4. Fundamentos Adotados
Súmula 479 do STJ: As instituições financeiras respondem objetivamente pelos danos gerados por
fortuito interno relativo a fraudes e delitos praticados por terceiros no âmbito de operações bancárias.
Risco da Atividade (Art. 927, parágrafo único, do Código Civil / CDC): O banco aufere lucros
com a disponibilização de plataformas digitais (internet banking, aplicativos móveis, PIX), devendo
garantir mecanismos robustos de segurança cibernética e detecção de transações atípicas.

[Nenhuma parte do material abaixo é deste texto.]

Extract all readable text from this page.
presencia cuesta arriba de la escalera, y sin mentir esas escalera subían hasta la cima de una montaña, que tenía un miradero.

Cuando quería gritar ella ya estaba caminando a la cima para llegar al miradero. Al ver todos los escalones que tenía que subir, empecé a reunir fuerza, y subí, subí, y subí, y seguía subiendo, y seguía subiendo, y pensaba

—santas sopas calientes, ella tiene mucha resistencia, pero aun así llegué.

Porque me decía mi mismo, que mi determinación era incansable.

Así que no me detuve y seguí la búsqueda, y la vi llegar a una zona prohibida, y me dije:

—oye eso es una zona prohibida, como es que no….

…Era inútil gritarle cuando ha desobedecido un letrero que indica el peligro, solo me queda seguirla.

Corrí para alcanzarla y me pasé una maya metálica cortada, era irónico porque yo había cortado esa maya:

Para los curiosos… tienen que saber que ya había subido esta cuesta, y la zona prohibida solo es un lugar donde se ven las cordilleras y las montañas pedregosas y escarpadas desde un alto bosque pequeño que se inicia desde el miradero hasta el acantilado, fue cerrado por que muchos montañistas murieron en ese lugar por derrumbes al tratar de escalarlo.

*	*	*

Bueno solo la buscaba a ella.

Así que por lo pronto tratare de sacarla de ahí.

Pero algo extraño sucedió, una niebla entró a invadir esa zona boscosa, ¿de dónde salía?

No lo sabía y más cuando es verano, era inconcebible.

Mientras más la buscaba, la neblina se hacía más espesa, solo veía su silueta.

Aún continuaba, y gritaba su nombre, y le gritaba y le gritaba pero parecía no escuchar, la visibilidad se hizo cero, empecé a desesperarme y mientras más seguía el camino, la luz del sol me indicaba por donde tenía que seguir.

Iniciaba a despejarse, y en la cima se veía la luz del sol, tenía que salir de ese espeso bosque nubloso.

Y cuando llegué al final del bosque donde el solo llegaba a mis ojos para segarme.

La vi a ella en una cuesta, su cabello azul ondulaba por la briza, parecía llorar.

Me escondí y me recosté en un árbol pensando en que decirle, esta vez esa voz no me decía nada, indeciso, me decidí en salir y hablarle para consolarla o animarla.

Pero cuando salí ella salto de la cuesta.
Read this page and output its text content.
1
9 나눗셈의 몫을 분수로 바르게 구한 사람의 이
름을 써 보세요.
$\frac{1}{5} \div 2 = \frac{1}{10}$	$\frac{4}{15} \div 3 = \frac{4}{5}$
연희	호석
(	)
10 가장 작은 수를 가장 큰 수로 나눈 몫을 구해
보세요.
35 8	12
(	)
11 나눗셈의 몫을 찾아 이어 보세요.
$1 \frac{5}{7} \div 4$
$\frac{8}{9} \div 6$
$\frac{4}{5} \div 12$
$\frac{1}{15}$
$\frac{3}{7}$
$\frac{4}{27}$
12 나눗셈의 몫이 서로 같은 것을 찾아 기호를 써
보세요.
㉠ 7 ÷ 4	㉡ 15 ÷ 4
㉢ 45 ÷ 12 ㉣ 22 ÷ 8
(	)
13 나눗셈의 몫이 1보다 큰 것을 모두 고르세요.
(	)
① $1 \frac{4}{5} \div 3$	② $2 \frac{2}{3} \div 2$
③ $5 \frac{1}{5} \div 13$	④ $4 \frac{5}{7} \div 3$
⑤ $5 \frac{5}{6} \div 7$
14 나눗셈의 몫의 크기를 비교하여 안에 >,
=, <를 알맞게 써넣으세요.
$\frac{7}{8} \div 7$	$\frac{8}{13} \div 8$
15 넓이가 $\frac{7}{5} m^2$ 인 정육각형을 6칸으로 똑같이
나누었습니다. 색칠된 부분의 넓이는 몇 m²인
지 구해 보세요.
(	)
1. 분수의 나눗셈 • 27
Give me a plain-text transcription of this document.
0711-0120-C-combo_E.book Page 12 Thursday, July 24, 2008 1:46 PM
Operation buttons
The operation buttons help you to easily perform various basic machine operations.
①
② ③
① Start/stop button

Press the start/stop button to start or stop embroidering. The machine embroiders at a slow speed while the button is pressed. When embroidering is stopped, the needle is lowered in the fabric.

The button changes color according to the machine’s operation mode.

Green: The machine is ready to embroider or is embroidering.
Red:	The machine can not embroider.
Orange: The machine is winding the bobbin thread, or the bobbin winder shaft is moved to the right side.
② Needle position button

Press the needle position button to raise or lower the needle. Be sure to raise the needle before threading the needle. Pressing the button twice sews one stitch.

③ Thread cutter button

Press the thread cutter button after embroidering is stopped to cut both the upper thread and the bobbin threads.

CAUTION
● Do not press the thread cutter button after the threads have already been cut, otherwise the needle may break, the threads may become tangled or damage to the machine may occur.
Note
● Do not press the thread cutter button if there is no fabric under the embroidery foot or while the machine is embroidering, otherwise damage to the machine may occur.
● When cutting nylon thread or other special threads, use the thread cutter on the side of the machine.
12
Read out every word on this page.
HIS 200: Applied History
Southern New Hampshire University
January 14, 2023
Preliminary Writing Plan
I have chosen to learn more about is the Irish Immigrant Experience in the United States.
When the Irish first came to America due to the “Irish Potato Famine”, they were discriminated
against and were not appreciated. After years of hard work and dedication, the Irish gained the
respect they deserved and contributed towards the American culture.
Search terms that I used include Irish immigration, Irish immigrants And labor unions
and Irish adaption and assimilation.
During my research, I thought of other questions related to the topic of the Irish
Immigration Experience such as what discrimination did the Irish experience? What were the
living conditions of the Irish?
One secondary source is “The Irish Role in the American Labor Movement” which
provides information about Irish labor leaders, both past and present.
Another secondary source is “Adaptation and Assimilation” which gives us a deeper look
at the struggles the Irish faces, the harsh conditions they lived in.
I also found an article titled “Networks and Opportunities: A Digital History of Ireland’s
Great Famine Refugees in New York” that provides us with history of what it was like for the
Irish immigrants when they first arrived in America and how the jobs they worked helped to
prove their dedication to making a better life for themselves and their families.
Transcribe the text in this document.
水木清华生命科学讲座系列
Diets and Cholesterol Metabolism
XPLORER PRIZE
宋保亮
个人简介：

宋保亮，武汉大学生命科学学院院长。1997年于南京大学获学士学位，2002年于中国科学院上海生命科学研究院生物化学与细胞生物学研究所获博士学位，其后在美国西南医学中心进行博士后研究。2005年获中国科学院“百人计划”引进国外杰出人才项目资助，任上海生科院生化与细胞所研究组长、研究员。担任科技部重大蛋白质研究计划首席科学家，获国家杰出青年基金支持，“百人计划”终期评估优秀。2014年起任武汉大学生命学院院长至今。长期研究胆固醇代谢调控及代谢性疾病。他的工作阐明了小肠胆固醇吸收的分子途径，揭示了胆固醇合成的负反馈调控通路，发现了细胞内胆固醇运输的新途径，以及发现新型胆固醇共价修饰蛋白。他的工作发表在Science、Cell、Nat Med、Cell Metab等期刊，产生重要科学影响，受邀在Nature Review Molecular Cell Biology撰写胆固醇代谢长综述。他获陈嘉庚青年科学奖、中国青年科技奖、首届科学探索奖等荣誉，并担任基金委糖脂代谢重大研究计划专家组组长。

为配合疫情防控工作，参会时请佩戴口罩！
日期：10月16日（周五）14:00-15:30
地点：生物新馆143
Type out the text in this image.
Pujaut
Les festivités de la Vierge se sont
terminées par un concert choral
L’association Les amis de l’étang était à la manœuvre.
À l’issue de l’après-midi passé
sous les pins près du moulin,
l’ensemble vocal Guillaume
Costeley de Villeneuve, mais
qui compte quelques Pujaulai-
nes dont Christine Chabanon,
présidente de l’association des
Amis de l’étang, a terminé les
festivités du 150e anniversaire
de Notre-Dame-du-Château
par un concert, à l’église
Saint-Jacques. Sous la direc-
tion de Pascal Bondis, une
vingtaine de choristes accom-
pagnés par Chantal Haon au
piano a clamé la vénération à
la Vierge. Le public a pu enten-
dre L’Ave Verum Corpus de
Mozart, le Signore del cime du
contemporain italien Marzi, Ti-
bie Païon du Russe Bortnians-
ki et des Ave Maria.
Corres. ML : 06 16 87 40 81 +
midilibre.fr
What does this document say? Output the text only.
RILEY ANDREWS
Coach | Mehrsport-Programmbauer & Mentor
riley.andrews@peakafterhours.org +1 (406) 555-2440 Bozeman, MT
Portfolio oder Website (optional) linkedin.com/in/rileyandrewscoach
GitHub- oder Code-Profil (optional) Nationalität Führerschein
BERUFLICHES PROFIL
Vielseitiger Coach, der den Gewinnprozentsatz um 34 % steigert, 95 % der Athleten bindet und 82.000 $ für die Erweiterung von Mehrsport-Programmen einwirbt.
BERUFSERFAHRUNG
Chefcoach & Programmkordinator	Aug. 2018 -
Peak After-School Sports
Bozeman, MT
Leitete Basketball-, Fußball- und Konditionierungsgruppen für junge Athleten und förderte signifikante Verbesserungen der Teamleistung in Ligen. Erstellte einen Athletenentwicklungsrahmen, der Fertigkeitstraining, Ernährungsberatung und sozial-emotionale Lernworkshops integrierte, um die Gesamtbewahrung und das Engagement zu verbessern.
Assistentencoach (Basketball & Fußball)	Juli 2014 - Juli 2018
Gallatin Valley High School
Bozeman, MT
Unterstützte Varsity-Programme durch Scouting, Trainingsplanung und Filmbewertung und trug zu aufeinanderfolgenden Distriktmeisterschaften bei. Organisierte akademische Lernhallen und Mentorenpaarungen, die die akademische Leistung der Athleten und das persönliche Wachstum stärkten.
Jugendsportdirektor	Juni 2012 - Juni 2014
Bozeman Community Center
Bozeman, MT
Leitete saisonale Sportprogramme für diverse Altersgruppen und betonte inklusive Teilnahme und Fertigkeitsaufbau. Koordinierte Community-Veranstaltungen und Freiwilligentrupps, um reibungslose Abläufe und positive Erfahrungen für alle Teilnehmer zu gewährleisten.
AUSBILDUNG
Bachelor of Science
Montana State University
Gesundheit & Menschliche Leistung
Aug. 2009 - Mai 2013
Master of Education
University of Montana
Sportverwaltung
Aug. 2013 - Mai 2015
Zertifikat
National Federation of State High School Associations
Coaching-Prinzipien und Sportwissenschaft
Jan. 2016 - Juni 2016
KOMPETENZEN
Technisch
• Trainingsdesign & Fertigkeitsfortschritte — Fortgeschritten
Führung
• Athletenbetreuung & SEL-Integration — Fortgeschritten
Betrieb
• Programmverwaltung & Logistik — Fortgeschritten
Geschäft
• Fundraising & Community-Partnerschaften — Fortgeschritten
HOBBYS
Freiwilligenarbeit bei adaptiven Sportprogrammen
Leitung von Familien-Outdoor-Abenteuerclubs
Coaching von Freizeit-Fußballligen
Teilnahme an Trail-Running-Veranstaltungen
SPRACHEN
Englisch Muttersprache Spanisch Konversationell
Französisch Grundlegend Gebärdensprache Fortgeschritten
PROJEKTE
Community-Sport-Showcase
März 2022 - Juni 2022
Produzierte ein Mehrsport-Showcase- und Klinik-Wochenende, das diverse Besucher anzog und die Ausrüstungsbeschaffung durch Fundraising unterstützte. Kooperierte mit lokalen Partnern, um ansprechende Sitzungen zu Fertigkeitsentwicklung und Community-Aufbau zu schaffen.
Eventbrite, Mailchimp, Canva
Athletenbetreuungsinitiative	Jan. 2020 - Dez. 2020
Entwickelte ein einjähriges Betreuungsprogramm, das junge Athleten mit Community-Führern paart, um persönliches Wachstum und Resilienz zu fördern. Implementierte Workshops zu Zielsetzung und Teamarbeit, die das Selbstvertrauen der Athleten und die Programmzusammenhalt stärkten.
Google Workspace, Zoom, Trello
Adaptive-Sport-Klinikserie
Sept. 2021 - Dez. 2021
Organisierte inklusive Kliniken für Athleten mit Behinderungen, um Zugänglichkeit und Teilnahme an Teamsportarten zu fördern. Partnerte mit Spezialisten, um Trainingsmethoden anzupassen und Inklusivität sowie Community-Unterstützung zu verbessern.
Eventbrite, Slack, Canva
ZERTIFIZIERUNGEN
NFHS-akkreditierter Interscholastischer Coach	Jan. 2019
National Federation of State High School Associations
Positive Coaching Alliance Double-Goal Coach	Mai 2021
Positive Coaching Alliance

Dever de Vigilância e Monitoramento Antifraude: Cabe às instituições financeiras monitorar
transações atípicas e incompatíveis com o perfil de consumo e movimentação do correntista (ex:
empréstimos instantâneos seguidos de múltiplos PIXs em curtíssimo espaço de tempo), bloqueando-
as preventivamente para averiguação.
Súmula 297 do STJ: Aplicabilidade plena do Código de Defesa do Consumidor (CDC) às relações
contratuais bancárias, incidindo a inversão do ônus da prova em favor do consumidor vulnerável
tecnologicamente.
5. Conclusão do Tribunal
O Superior Tribunal de Justiça firmou o entendimento de que a responsabilidade civil do banco subsiste
nas hipóteses de fraudes digitais e engenharia social quando a instituição financeira falha no dever de
segurança e deixa de adotar barreiras tecnológicas eficazes para barrar transações manifestamente
atípicas. O pedido do consumidor foi julgado procedente para declarar a inexigibilidade dos
empréstimos fraudulentos e condenar o banco à restituição dos valores e reparação por danos morais,
ressalvada eventual culpa exclusiva cabalmente comprovada pelo fornecedor (não verificada no caso
padrão).
6. Existência ou Não de Precedente Vinculante
Sim. A matéria encontra amparo em entendimento sumulado de observância obrigatória pelas
instâncias ordinárias ( Súmula 479 do STJ ), além de teses firmadas em recursos repetitivos (Tema 466 e
correlatos afetados à segurança de serviços bancários eletrônicos), orientando a jurisprudência dos
Tribunais de Justiça estaduais de todo o país.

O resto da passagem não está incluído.